Publications

The integrin beta 8 subunit was identified by cloning and sequencing of the cDNA and has been shown to associate with the alpha v subunit (Moyle, M., Napier, M. A., and McLean, J. W. (1991) J. Biol. Chem. 266, 19650-19658). We now present initial data on its functional properties. We produced a recombinant secreted form of alpha v beta 8 and used it to raise monoclonal antibodies that recognize the alpha v beta 8 complex or the beta 8 subunit alone on the surface of melanoma cells and on beta 8-transfected human embryonic kidney (293) cells. Affinity chromatography experiments showed that secreted alpha v beta 8 bound to vitronectin but not to fibronectin, collagen, or fibrinogen. Supporting evidence that intact full-length alpha v beta 8 could also bind to vitronectin-Sepharose was provided by performing affinity chromatography with the melanoma cell line MeWo, which normally expresses the intact beta 8 subunit. By studying the adhesive properties of melanoma cells and beta 8-transfected 293 cells, we found that alpha v beta 8 by itself does not promote cell adhesion on a vitronectin-coated substrate. To test the respective functional activities of the beta 8 extracellular and cytoplasmic domains, we analyzed chimeric beta 8/beta 3 subunit constructs. The beta 3 subunit was chosen because full-length beta 3, when transfected into 293 cells, strongly supports cell adhesion. We found that a chimeric integrin containing the beta 3 extracellular domain combined with the beta 8 transmembrane and cytoplasmic domains did not promote 293 cell adhesion.

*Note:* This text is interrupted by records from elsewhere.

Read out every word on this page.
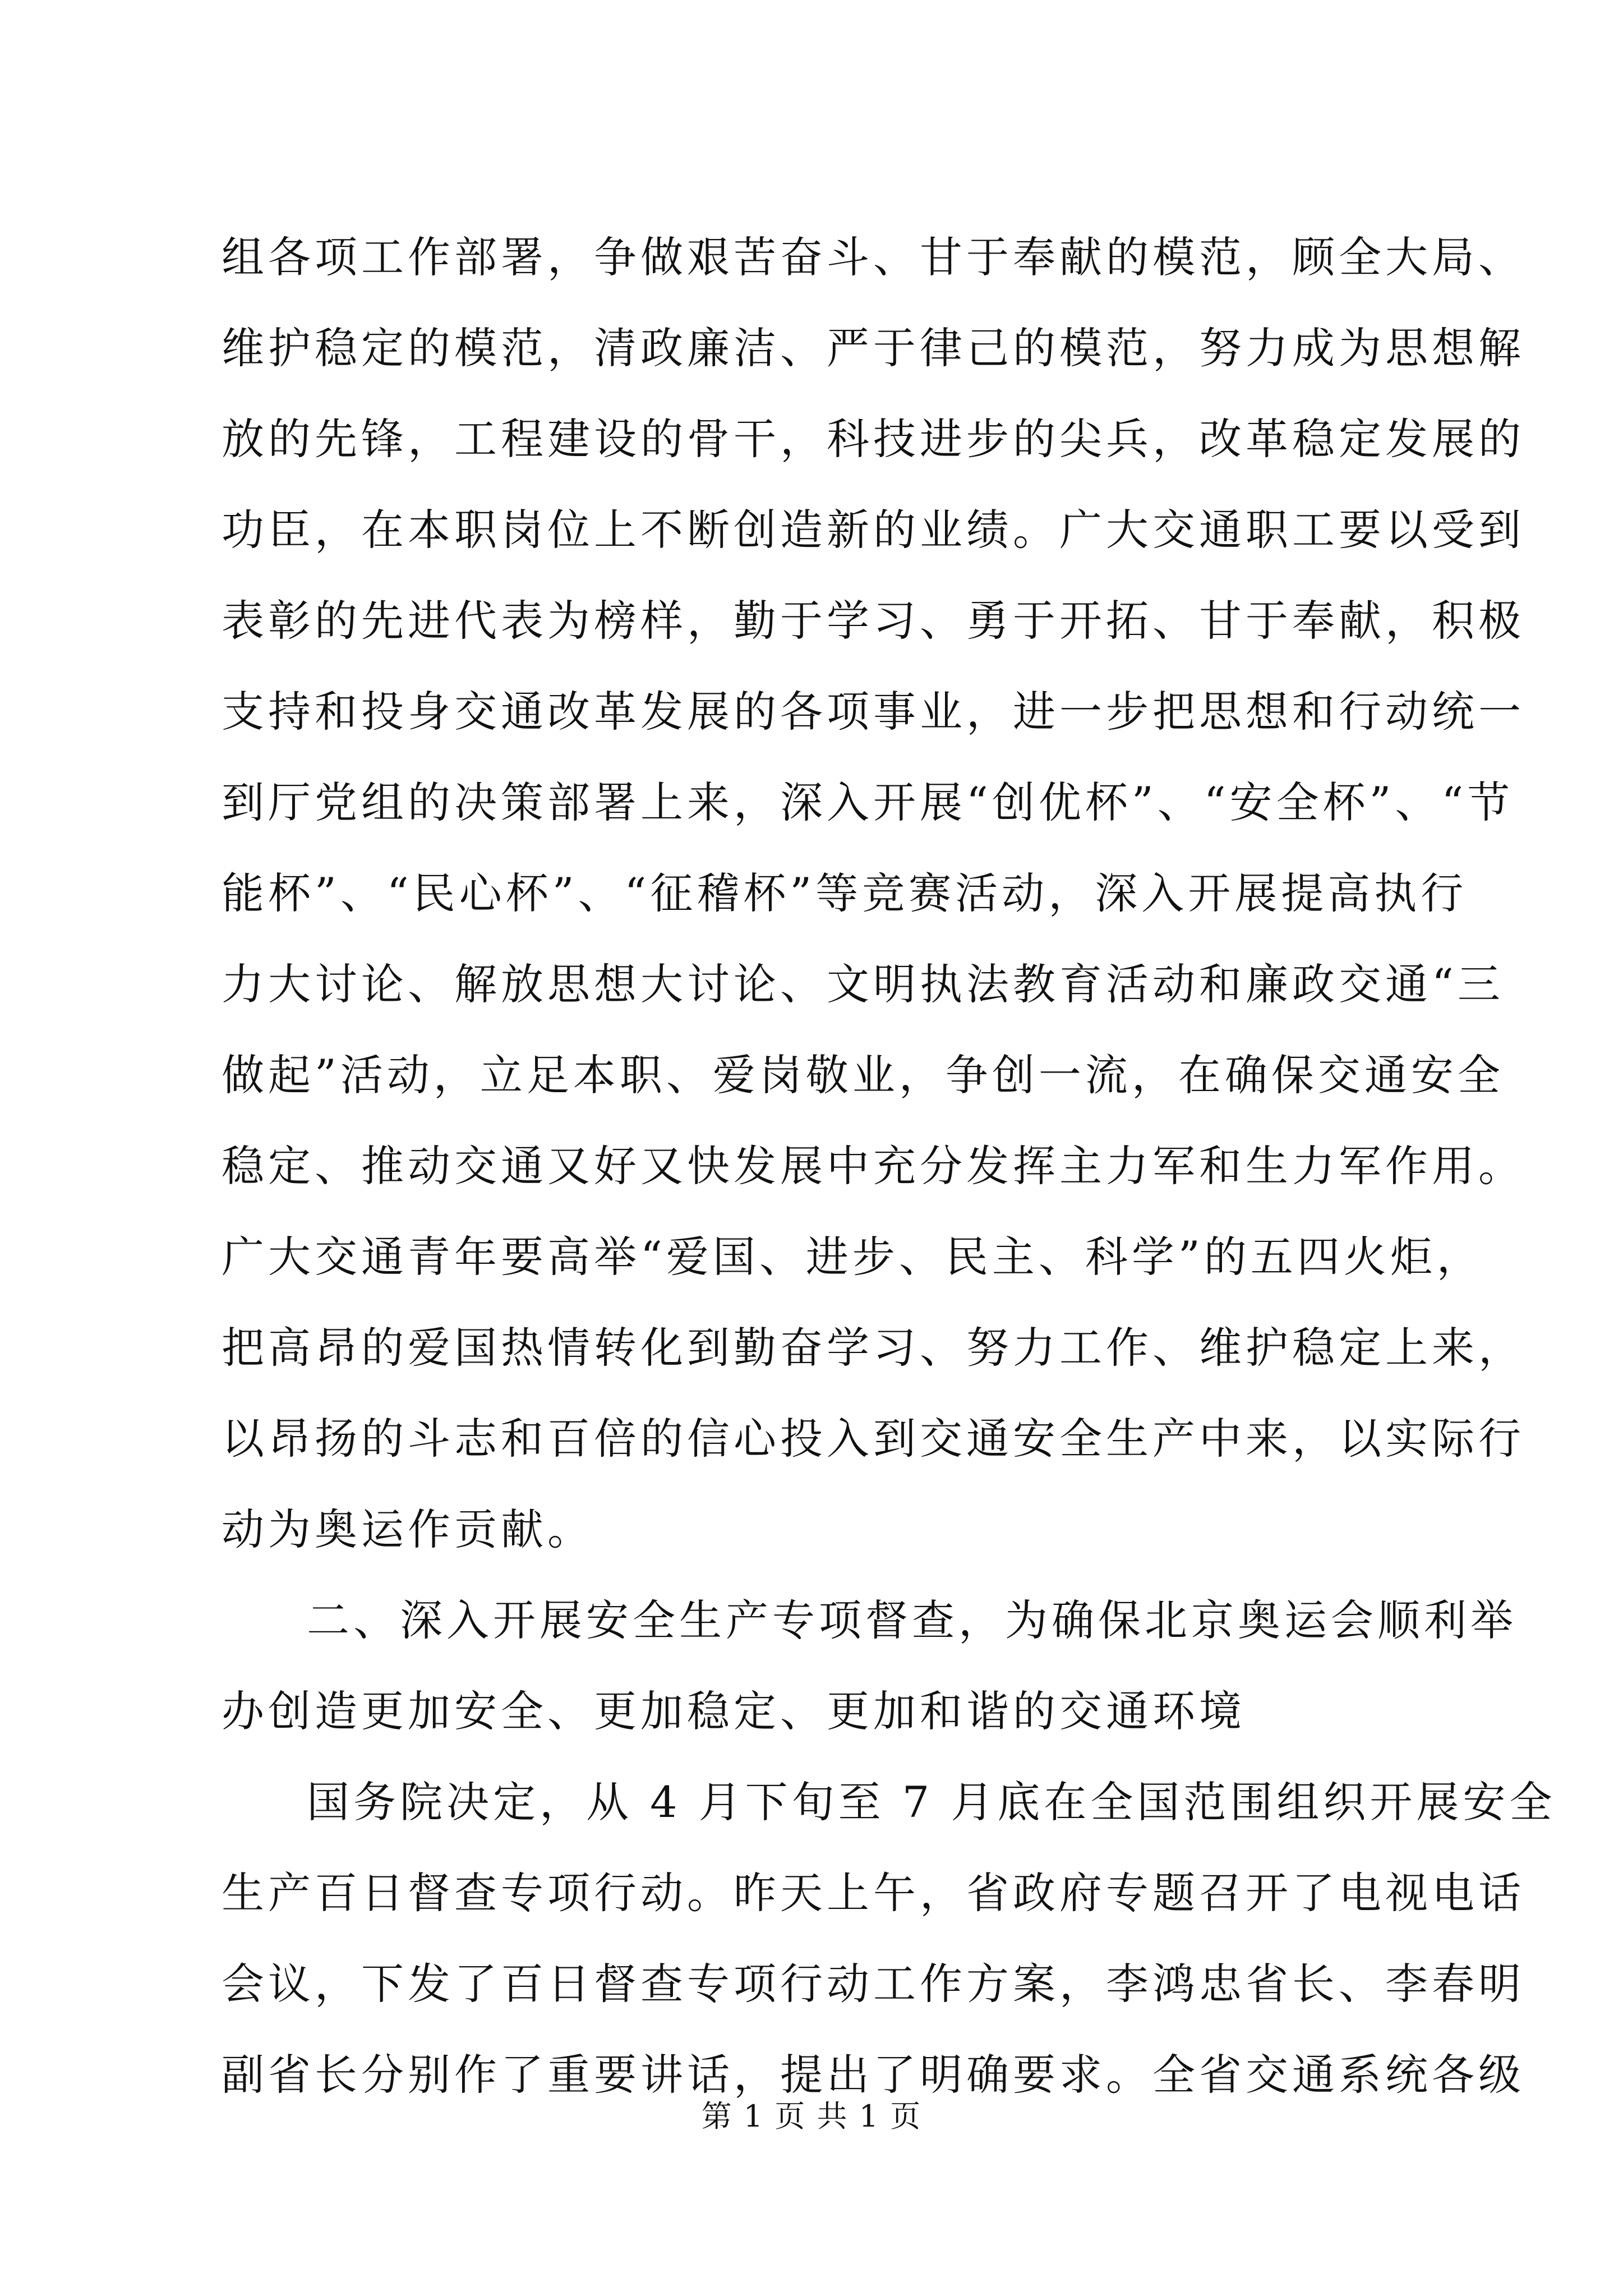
组各项工作部署，争做艰苦奋斗、甘于奉献的模范，顾全大局、
维护稳定的模范，清政廉洁、严于律己的模范，努力成为思想解
放的先锋，工程建设的骨干，科技进步的尖兵，改革稳定发展的
功臣，在本职岗位上不断创造新的业绩。广大交通职工要以受到
表彰的先进代表为榜样，勤于学习、勇于开拓、甘于奉献，积极
支持和投身交通改革发展的各项事业，进一步把思想和行动统一
到厅党组的决策部署上来，深入开展“创优杯”、“安全杯”、“节
能杯”、“民心杯”、“征稽杯”等竞赛活动，深入开展提高执行
力大讨论、解放思想大讨论、文明执法教育活动和廉政交通“三
做起”活动，立足本职、爱岗敬业，争创一流，在确保交通安全
稳定、推动交通又好又快发展中充分发挥主力军和生力军作用。
广大交通青年要高举“爱国、进步、民主、科学”的五四火炬，
把高昂的爱国热情转化到勤奋学习、努力工作、维护稳定上来，
以昂扬的斗志和百倍的信心投入到交通安全生产中来，以实际行
动为奥运作贡献。
二、深入开展安全生产专项督查，为确保北京奥运会顺利举
办创造更加安全、更加稳定、更加和谐的交通环境
国务院决定，从 4 月下旬至 7 月底在全国范围组织开展安全
生产百日督查专项行动。昨天上午，省政府专题召开了电视电话
会议，下发了百日督查专项行动工作方案，李鸿忠省长、李春明
副省长分别作了重要讲话，提出了明确要求。全省交通系统各级
第 1 页 共 1 页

Conversely, a chimeric integrin construct combining the beta 8 extracellular domain with the beta 3 transmembrane and cytoplasmic domains did promote adhesion of transfected 293 cells. This suggests that the beta 8 cytoplasmic domain does not interact with the cytoskeleton and with cytoplasmic signaling pathways in an adhesion-promoting fashion. We conclude that the beta 8 cytoplasmic domain, which is structurally unrelated to the conserved cytoplasmic domains of other beta subunits, is functionally distinct.